I wonder how fast this would be when using a trampoline, i.e. returning the next function as a function pointer and calling that from an outer loop. That would have the advantage of being portable C.

C is often used as target language for compiler from higher level languages. The Scheme programming language requires all tail calls not to grow the stack. Therefore implementors have explored various techniques including trampolines. I don't have a citation, but you can find the answer in the papers on compiling Scheme to C. If there is no guarantee of TCO in the target language, then the generated programs will be slower.

Incidentally, this is why implementors of (especially) high level languages are annoyed that TCO was removed from the JavaScript specification. There are even solution for having TCO and still have stack inspection.

https://github.com/schemedoc/bibliography/blob/master/page8....

the reason i suspect tail call optimization is fast would be because the resultant loop is predictable and thus CPU instruction prefetch and memory prefetch works very well.

Jumping via function pointers would probably not be as predictable, and you'd unlikely to see the same benefit.

Of course, one must measure, and i haven't.
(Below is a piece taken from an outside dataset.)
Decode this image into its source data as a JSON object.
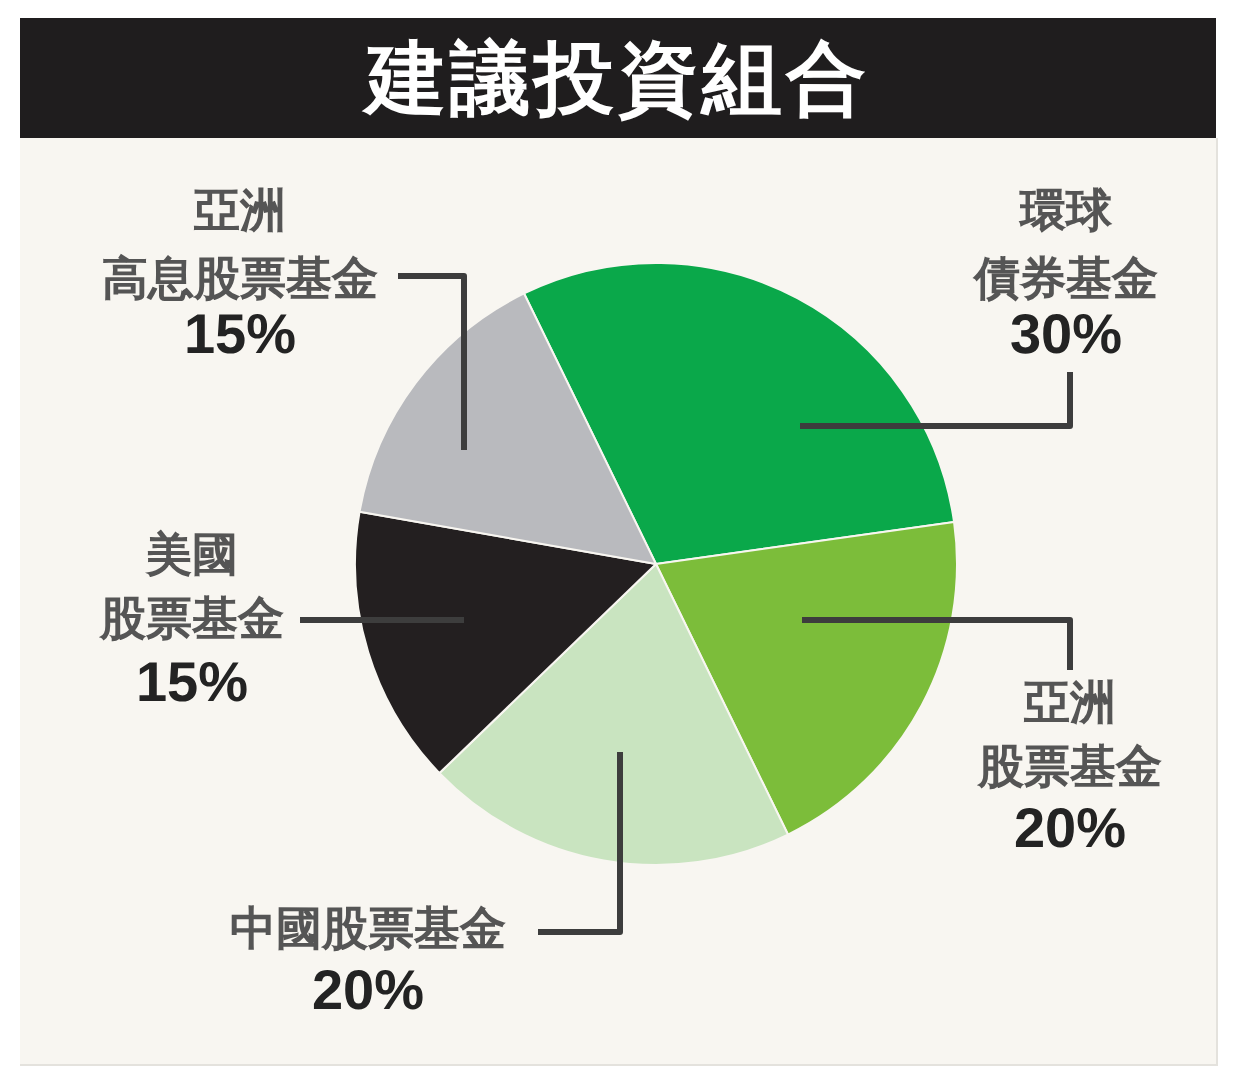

  • The tail call interpreter is also calling through a function pointer. The cost here is purely the call+ret overhead, which can be non-trivial when it is per opcode; on some micro-architectures there is also a limit on taken jumps per cycle (sometimes as low as one taken jump every other cycle).

    edit: trampolining would also collapse all indirect jumps to a single source address which is not ideal for branch prediction.